A number of limitations of
A number of limitations of this study should be noted. First, owing to the extremely low incidence of nephroblastoma, the sample size of this case-control was relatively small. Consequently, statistic power of this study was compromised (statistical power no more than 0.307 for significant findings). The significant findings might be chance observations (FPRP values larger than 0.2 at the prior probability level of 0.1). Second, we concentrated on only three BARD1 SNPs. BARD1 gene is highly polymorphic, harboring 4941 SNPs as a minimum (http://www.ncbi.nlm.nih.gov.eleen.top/projects/SNP). Other SNPs that potentially affect the purchase Rimonabant and function of BARD1 should be investigated in the future. Third, we only included Southern Chinese Children in this study. These findings cannot be generalized from one ethnicity to another before validation study. Fourth, in this retrospective study, some important information (e.g., parental exposures) was not available. Due to differences in genetic backgrounds and environmental exposures among the different ethnicities, these findings should be cross-validated with different populations.
Notwithstanding these limitations, our finding did suggest that the rs7585356 G>A polymorphism may confer genetic susceptibility to nephroblastoma. The studied SNPs collectively may increase the risk of nephroblastoma. Moreover, these SNPs appear to be related to the clinical stages of this disease. Well-designed, large, multi-center studies are warranted to strengthen these findings.
Funding Sources This study was supported by the grant of State Clinical Key Specialty Construction Project (Pediatric Surgery) 2013 (No.: GJLCZD1301) and the grant of Clinical Medicine Research and Transformation Center of Brain Injury in Premature Infant in Guangzhou (No.: 520101-2150092). The findings had no role in study design, data collection, data analysis, interpretation, writing of the report.

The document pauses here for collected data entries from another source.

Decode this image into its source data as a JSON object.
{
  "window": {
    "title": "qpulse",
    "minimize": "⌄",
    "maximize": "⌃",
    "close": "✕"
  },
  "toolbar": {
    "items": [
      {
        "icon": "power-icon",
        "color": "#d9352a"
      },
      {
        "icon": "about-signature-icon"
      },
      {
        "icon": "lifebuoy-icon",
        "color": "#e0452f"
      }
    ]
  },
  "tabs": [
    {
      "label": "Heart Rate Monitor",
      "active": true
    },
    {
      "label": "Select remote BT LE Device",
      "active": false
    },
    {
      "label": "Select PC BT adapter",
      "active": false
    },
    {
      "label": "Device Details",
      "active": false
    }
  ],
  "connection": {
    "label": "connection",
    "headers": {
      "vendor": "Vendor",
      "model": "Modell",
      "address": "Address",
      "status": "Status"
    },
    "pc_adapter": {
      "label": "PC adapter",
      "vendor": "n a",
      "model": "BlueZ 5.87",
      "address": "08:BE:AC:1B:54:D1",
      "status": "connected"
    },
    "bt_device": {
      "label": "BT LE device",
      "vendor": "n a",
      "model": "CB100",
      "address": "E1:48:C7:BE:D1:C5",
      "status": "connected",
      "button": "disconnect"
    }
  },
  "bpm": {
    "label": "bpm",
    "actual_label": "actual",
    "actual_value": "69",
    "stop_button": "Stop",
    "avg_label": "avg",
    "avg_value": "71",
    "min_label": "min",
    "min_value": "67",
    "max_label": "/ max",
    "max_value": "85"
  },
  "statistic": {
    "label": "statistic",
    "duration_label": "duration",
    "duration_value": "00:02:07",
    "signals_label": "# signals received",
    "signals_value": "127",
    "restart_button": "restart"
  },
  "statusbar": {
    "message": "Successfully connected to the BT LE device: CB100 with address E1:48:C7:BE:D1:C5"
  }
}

Conflict of Interest Disclosures
Introduction Diffuse large B-cell lymphoma (DLBCL) is a heterogeneous subtype of non-Hodgkin lymphoma with varied clinical, immunophenotypic and genetic features (SH, 2008). Although the outcome of DLBCL patients has been significantly improved by anti-CD20 monoclonal antibody rituximab combined with induction chemotherapy (mainly as cyclophosphamide, doxorubicin, vincristine, and prednisone [R-CHOP]); the lack of remission or early relapse remains a major clinical issue. Therefore, the identification of biomarkers related to therapeutic efficacy, particularly the response to rituximab, may be greatly helpful to conduct risk stratification treatment in DLBCL. In the era of rituximab, in addition to clinical parameters based on International Prognostic Index (IPI) (Sehn et al., 2007), tumor cell of origin (COO) (Alizadeh et al., 2000), as well as BCL-2 and MYC double translocation/expression (Johnson et al., 2012; Green et al., 2012; Horn et al., 2013), are validated as important prognostic indicators of DLBCL. More recently, recurrent gene mutations have been revealed by next-generation sequencing technologies, including those involved in B-cell function (Compagno et al., 2009; Ngo et al., 2011; Davis et al., 2010; Lenz et al., 2008; Kheirallah et al., 2010). B-cell receptors (BCRs) activate NF-κB by harboring receptor mutations in CD79A or CD79B, along with mutations of kinase LYN or effector CARD11 (Rossi et al., 2013). Toll-like receptors (TLRs) recruit protein kinases mainly via adaptor molecule MYD88, also leading to NF-κB activation (Rossi et al., 2013). As an important member of the tumor necrotic factor receptor (TNFR) associated factor (TRAF) protein family, TRAF2 is responsible for TNF-α-mediated modulation of NF-κB (Rossi et al., 2013). Finally, TNFAIP3 mutations resulted in a loss of NF-κB cascade inhibition (Honma et al., 2009). All these genes are closely associated with B-cell function and frequently mutated in DLBCL (Compagno et al., 2009). However, their relationship with lymphoma progression and treatment response warrants further investigation in DLBCL.